Non, uniquement des objectifs énergétiques. Nous réalisons actuellement un benchmark européen de la stratégie de décarbonation de l’immobilier de l’Etat financé par la Commission européenne. Certains pays du Nord ont intégré des critères carbone, c’est une piste intéressante. Par exemple, pour la rénovation d’un tribunal néerlandais nécessitant la construction d’un bâtiment temporaire, le cahier des charges prenait en compte la performance carbone. Ce qui laissait le choix aux candidats de faire du modulaire, du très bas-carbone à réemployer après, etc.

Aucun projet de MGPE avec tiers-financement, montage autorisé depuis mars 2023, n’est encore sorti pour l’Etat. Est-ce pour bientôt ?

Nous y travaillons avec l’université d’Aix Marseille, avec la gendarmerie, et avec le ministère des Armées sur leurs écoles. Ces projets sont en cours de conception, nous ne sommes pas encore prêts à interroger le marché.

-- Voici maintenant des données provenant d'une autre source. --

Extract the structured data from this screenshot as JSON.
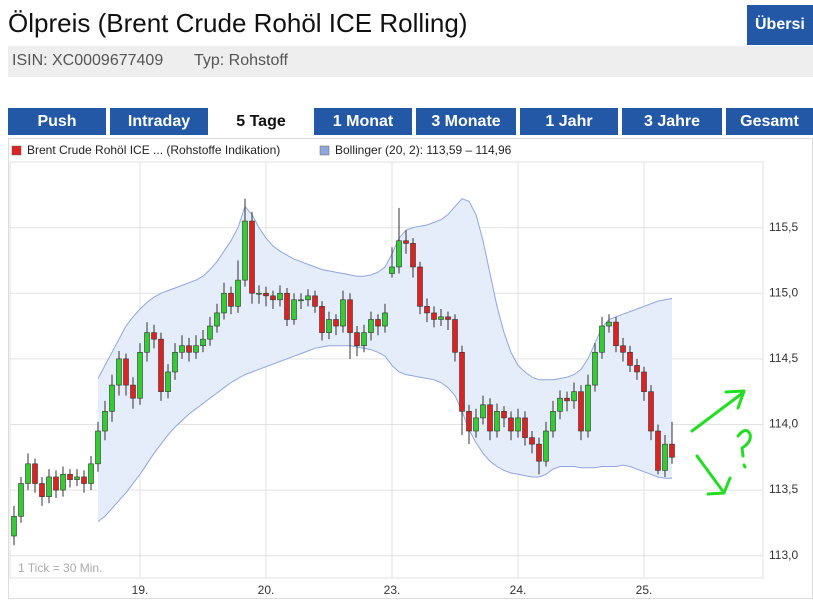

L’idée est d’expérimenter sur des opérations significatives, entre 50 et 100M€, et sur des actifs un peu similaires pour les regrouper. Le tiers-financement génère un surcoût de l'accès au financement par un partenaire privé. Donc il faut que l'État y gagne en qualité de la performance, en rapidité d'exécution, et qu'on le pilote vraiment. On ne va pas refaire les erreurs initiales des PPP…

Les gendarmeries, justement, affichent un retard dans leur remise à niveau. Que faire à l’heure de la rigueur budgétaire ?

Nous nous battons chaque année pour faire avancer ce sujet. La contrepartie, c’est l’effort de sobriété immobilière, car il sera impossible de remettre à niveau les 96 millions m2 que l'Etat occupe aujourd'hui. Les crédits annoncés pour 2025 nous rassurent. En 2024, la DIE apporte une contribution très significative à l'investissement de la gendarmerie. Lorsque les ministères nous présentent leurs projets de décarbonation, nous les départageons en fonction de critères comme le nombre de kwH économisés par euro investi, le nombre de mètres carrés libérables grâce aux travaux, et nous prenons alors 75% du coût, le reste échouant aux ministères. Pour la gendarmerie, nous finançons au-delà de ce seuil.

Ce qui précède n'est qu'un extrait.